The decision was greeted with anger and dismay by local businesses, trade unions and politicians, while the Conservative trade and industry spokesman, John Redwood, blamed the closure on the strong pound.

But Siemens said the state-of-the-art plant, opened only a year ago by the Queen, was the victim of over-capacity, a 95-per-cent fall in microchip prices and dumping by Far East manufacturers.

The company pledged to repay the pounds 50m in government subsidies it received to help build the facility and announced that it had joined a task force set up by the Secretary of State for Trade and Industry, Peter Mandelson, to try to rescue the plant.

Mr Mandelson said: "Siemens may be leaving north Tyneside but the plant isn't and we must do everything we can to find an alternative owner for it."

Alan Wood, chief executive of Siemens in the UK, said the chances of finding a buyer were low and if it did not find one, production would be run down from the end of next month.

There was growing anger last night that Siemens had selected the Tyneside plant for closure out of the five semiconductor facilities it operates around the world. It has similar plants in Germany, the United States, Taiwan and France.

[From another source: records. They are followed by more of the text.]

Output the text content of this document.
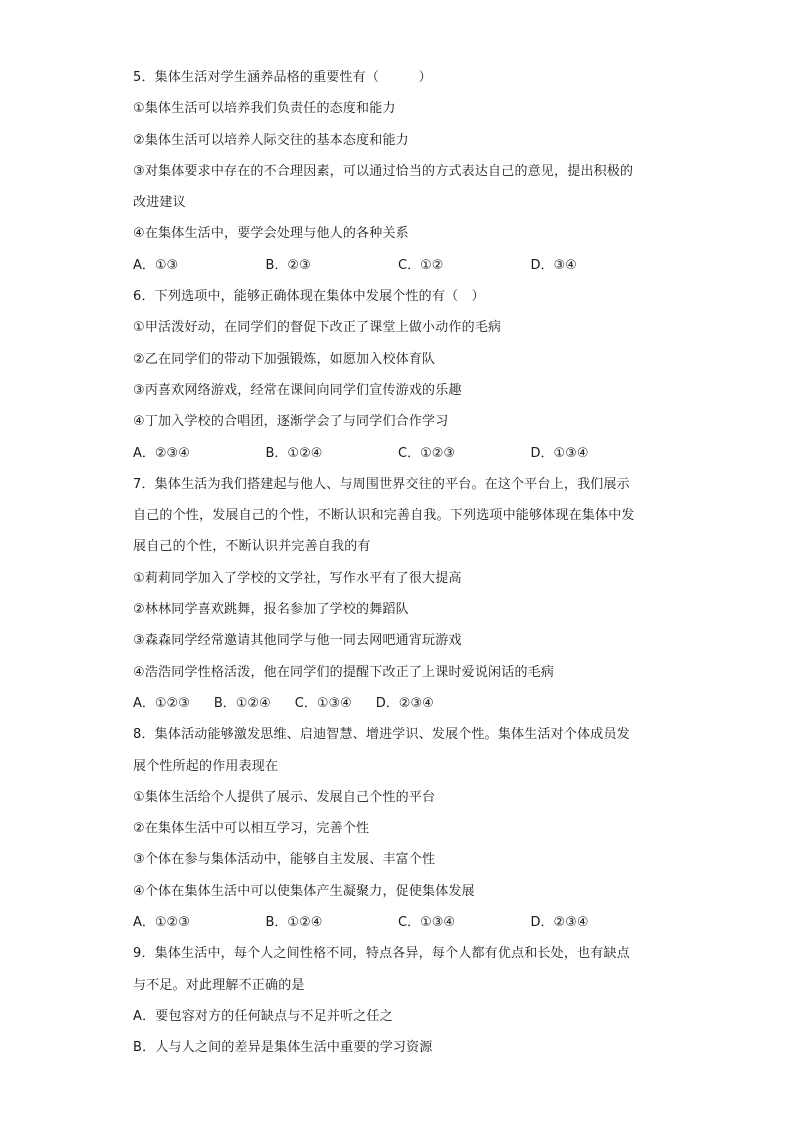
5．集体生活对学生涵养品格的重要性有（　　　）
①集体生活可以培养我们负责任的态度和能力
②集体生活可以培养人际交往的基本态度和能力
③对集体要求中存在的不合理因素，可以通过恰当的方式表达自己的意见，提出积极的
改进建议
④在集体生活中，要学会处理与他人的各种关系
A．①③	B．②③	C．①②	D．③④
6．下列选项中，能够正确体现在集体中发展个性的有（　）
①甲活泼好动，在同学们的督促下改正了课堂上做小动作的毛病
②乙在同学们的带动下加强锻炼，如愿加入校体育队
③丙喜欢网络游戏，经常在课间向同学们宣传游戏的乐趣
④丁加入学校的合唱团，逐渐学会了与同学们合作学习
A．②③④	B．①②④	C．①②③	D．①③④
7．集体生活为我们搭建起与他人、与周围世界交往的平台。在这个平台上，我们展示
自己的个性，发展自己的个性，不断认识和完善自我。下列选项中能够体现在集体中发
展自己的个性，不断认识并完善自我的有
①莉莉同学加入了学校的文学社，写作水平有了很大提高
②林林同学喜欢跳舞，报名参加了学校的舞蹈队
③森森同学经常邀请其他同学与他一同去网吧通宵玩游戏
④浩浩同学性格活泼，他在同学们的提醒下改正了上课时爱说闲话的毛病
A．①②③ B．①②④ C．①③④ D．②③④
8．集体活动能够激发思维、启迪智慧、增进学识、发展个性。集体生活对个体成员发
展个性所起的作用表现在
①集体生活给个人提供了展示、发展自己个性的平台
②在集体生活中可以相互学习，完善个性
③个体在参与集体活动中，能够自主发展、丰富个性
④个体在集体生活中可以使集体产生凝聚力，促使集体发展
A．①②③	B．①②④	C．①③④	D．②③④
9．集体生活中，每个人之间性格不同，特点各异，每个人都有优点和长处，也有缺点
与不足。对此理解不正确的是
A．要包容对方的任何缺点与不足并听之任之
B．人与人之间的差异是集体生活中重要的学习资源
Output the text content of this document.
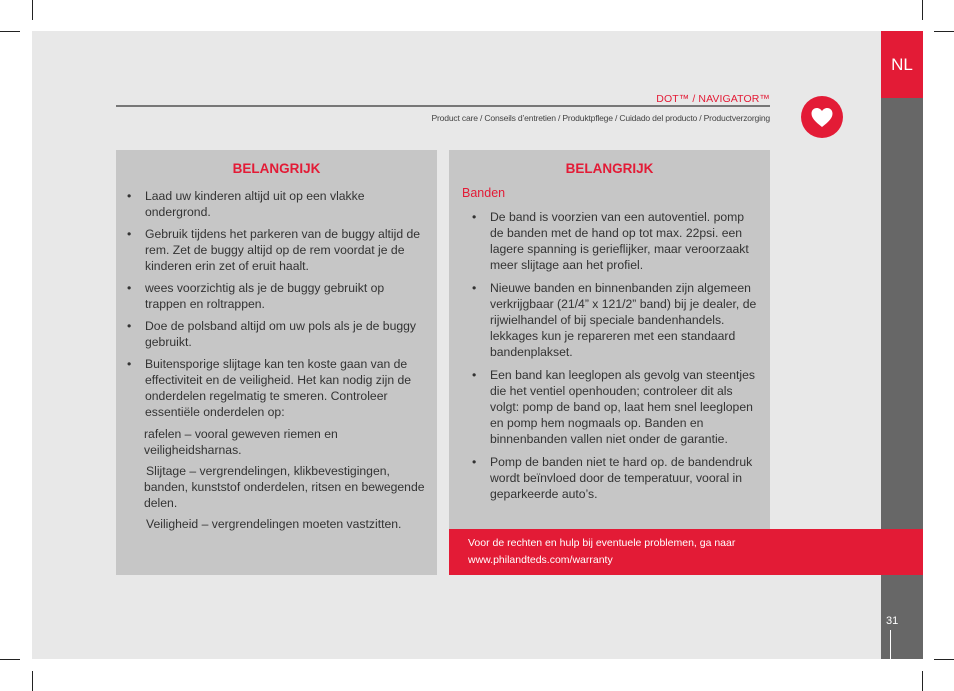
NL
31
DOT™ / NAVIGATOR™
Product care / Conseils d’entretien / Produktpflege / Cuidado del producto / Productverzorging
BELANGRIJK
• Laad uw kinderen altijd uit op een vlakke ondergrond.
• Gebruik tijdens het parkeren van de buggy altijd de rem. Zet de buggy altijd op de rem voordat je de kinderen erin zet of eruit haalt.
• wees voorzichtig als je de buggy gebruikt op trappen en roltrappen.
• Doe de polsband altijd om uw pols als je de buggy gebruikt.
• Buitensporige slijtage kan ten koste gaan van de effectiviteit en de veiligheid. Het kan nodig zijn de onderdelen regelmatig te smeren. Controleer essentiële onderdelen op:
rafelen – vooral geweven riemen en veiligheidsharnas.
Slijtage – vergrendelingen, klikbevestigingen, banden, kunststof onderdelen, ritsen en bewegende delen.
Veiligheid – vergrendelingen moeten vastzitten.
BELANGRIJK
Banden
• De band is voorzien van een autoventiel. pomp de banden met de hand op tot max. 22psi. een lagere spanning is gerieflijker, maar veroorzaakt meer slijtage aan het profiel.
• Nieuwe banden en binnenbanden zijn algemeen verkrijgbaar (21/4” x 121/2” band) bij je dealer, de rijwielhandel of bij speciale bandenhandels. lekkages kun je repareren met een standaard bandenplakset.
• Een band kan leeglopen als gevolg van steentjes die het ventiel openhouden; controleer dit als volgt: pomp de band op, laat hem snel leeglopen en pomp hem nogmaals op. Banden en binnenbanden vallen niet onder de garantie.
• Pomp de banden niet te hard op. de bandendruk wordt beïnvloed door de temperatuur, vooral in geparkeerde auto’s.
Voor de rechten en hulp bij eventuele problemen, ga naar
www.philandteds.com/warranty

Mr Wood paid tribute to the workforce on north Tyneside, saying that the plant had beaten every milestone set since opening in May last year, but he said it had been "a victim of circumstances" and was more costly to run because it was only a third the size of its other facilities. The plant is losing pounds 150m a year and will cost pounds 350m to close down.

Ken Jackson, general secretary of the AEEU engineering union, warned that total job losses could exceed 2,000 once the impact on contractors and component suppliers was taken into account. The plant buys pounds 70m of supplies a year from 250 local firms.

Bill Midgley, president of the North East Chamber of Trade and Industry, described the closure as a "massive blow not only for the North-east but for the whole of the UK economy" and said there was little doubt that the strong pound had played a big part in Siemens' decision.

Mr Redwood urged the Government to take the pressure off the pound. "Siemens' announcement today is another example of the terrible damage the Government's economic policies are inflicting on exporters, on manufacturing confidence and on jobs," he said.

But Siemens said the impact of the pound was marginal. When the go-ahead was given for the plant in 1995, Siemens forecast that the world-wide market for semi-conductors would reach $200bn by this year. It has only reached $145bn. At the same time, overcapacity has brought the price of memory chips crashing from $55 to $3 in three years.

The Tyneside plant also recently lost a partnership agreement with a Taiwanese company that would have guaranteed half its output for the next 10 years.

The likely closure is a crushing blow for the area. When the decision to build the plant was announced in 1995, job centres in Wallsend and North Shields received 4,000 telephone calls in three hours.

At the official opening last year the Queen said it would put Britain at the "forefront of semiconductor manufacturing".

Mr Mandelson said: "I feel very strongly for the workforce and their families who are affected by this." He said "every effort" would be made to secure the plant's future.